Regelmatig komen mijn kinderen met opmerkelijke verhalen thuis over de mongolen. Zo is er een mongool met een apparaatje in zijn hoofdje. Laten we hem Bert noemen. Bert kan niet tegen harde geluiden. Dan flipt ie, zo vertellen mijn kinderen. De hele school weet dat, dus als de bel gaat stuift iedereen weg bij Bert. Bert grijpt dan naar zijn hoofd, slaat tegen zijn apparaatje en gaat op zoek naar iemand om te wurgen. Dat geluid is namelijk te schel voor Bert, en van iemand wurgen wordt ie rustig. De kinderen maken daar een spelletje van. Pas op de bel gaat, wegwezen, daar komt Bert. Dat is leuk, totdat ie je te pakken heeft… Gelukkig, verschijnt de meester of juffrouw – meestal op tijd – en zegt dan foei tegen Bert.
Zou professor Feuerstein dat met bewustwording creeeren bij andere kinderen bedoelen?
In de klas is het ook altijd leuk met de mongolen. Mongolen letten namelijk niet of nauwelijks op. Dat kun je ze niet kwalijk nemen, want ze begrijpen geen snars van het lesmateriaal.
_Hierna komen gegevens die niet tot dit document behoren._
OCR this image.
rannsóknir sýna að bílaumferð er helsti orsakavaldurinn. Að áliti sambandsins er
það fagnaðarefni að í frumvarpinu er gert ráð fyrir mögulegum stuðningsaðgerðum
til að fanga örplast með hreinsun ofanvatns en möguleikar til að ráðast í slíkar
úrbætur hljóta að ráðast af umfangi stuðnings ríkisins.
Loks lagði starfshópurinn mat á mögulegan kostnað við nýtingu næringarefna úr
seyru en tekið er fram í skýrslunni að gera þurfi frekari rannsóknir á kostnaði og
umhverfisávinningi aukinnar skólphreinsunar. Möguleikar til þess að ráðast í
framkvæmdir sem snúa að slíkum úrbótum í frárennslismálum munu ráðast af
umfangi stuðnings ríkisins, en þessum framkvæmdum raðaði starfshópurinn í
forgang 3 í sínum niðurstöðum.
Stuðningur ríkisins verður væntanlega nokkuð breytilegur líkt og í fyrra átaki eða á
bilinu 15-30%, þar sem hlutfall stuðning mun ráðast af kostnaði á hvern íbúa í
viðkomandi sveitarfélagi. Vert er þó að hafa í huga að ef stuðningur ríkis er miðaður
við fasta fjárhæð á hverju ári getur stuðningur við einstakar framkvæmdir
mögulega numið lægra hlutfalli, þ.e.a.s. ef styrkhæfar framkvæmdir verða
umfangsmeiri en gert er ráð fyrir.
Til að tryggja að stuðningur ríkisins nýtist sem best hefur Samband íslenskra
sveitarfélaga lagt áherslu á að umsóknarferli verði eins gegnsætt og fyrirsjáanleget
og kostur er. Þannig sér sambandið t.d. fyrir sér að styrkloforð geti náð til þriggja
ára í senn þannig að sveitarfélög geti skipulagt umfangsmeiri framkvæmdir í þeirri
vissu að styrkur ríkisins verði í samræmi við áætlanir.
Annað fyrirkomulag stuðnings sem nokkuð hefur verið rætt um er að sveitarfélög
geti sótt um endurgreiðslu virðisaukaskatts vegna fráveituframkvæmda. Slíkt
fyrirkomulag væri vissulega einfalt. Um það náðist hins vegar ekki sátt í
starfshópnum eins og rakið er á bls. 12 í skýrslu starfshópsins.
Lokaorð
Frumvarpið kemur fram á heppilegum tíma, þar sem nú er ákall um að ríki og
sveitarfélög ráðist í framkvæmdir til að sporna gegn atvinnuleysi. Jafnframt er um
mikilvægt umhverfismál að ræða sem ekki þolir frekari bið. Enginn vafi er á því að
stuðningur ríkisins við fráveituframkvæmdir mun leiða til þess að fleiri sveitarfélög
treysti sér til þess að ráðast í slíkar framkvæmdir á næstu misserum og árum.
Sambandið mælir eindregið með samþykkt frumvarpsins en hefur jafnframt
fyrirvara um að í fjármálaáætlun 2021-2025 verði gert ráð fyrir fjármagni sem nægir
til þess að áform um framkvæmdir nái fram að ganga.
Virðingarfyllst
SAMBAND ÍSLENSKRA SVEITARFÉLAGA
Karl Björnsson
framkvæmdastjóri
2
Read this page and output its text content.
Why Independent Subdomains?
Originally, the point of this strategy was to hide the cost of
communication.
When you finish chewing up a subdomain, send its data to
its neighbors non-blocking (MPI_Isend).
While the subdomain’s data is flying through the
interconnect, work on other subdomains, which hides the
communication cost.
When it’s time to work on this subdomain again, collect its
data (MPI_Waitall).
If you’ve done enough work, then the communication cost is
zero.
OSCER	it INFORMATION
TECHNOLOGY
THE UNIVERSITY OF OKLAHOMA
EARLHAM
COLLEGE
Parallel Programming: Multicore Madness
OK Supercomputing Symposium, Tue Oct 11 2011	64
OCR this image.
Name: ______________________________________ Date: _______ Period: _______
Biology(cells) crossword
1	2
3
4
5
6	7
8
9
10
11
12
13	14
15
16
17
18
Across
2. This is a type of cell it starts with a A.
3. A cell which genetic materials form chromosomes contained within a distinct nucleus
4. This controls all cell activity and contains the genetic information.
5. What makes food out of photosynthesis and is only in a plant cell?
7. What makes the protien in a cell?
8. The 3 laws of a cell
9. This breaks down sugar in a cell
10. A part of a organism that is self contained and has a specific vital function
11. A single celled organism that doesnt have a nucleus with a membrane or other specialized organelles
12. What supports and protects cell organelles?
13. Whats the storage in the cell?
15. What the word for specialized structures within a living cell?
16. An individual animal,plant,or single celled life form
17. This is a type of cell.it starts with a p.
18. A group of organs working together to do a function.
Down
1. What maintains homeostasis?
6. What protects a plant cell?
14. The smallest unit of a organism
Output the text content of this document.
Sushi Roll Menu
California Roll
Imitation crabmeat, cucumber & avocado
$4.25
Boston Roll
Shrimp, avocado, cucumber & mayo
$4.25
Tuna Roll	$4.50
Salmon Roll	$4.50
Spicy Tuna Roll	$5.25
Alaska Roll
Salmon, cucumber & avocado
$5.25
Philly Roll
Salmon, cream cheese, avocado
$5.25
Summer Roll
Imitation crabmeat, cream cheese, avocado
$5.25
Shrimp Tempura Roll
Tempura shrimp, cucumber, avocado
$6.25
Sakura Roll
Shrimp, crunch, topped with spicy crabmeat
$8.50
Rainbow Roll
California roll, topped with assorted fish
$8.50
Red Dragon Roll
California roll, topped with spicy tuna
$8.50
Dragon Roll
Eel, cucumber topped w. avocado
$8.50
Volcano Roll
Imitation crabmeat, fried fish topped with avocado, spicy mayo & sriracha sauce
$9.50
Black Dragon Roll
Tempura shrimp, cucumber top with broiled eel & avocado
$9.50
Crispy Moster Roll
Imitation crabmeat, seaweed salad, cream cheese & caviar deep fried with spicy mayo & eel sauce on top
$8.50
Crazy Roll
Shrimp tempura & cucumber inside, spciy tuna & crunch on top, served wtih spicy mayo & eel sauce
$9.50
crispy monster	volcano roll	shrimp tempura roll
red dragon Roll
Te moeilijk. Dan gaan ze maar rondlopen of lopen zingen terwijl de rest een rekentoets heeft… Soms krijgen ze toch een beurt, maar dat is voor de show. Om te laten zien aan iedereen dat ze er bij horen. Want alle kinderen weten dat de mongool het antwoord toch niet weet. Dat gaat ongeveer zo. Meester: De hoofdstad van Nederland is Amsterdam. Wijst naar de mongool. Truus, wat is de hoofdstad van Nederland? De mongool denkt hard na. Zo hard dat ze begint te kwijlen. Meisjes die aan het zelfde tafeltje zitten wenden hun blik af. De jongens gaan wijzen en lachen. De mongool is uitgedacht en weet het antwoord: eh… eh… zestien?
Zou professor Feuerstein dat bedoelen met dat het goed is voor hun eigenwaarde?
Nog meer? Een mongool die een spreekbeurt moet houden? Nee, te pijnlijk… Gymen met mongolen? Prachtige titel voor een tv-programma. Maar, dit is realiteit. De les begint. Heel veel uitleg. Heel veel uitleg. Heel veel uitleg voor de mongool. Hij hoort er toch ook bij jongens! Toch leuk als Jens meedoet? Na 20 moeizame minuten is de groep aan het gymen en fladdert de mongool door de zaal, omdat ie helemaal niks begrijpt van apespel, voetbal, bokspringen of basketbal. Het eindigt meestal dat de jongens proberen de rondrennende mongool te raken met een bal. Twintig punten voor tegen zijn hoofd, tien voor tegen zijn kont…
Wat zou professor Feuerstein hiermee bedoelen? Goed voor zijn fysiek?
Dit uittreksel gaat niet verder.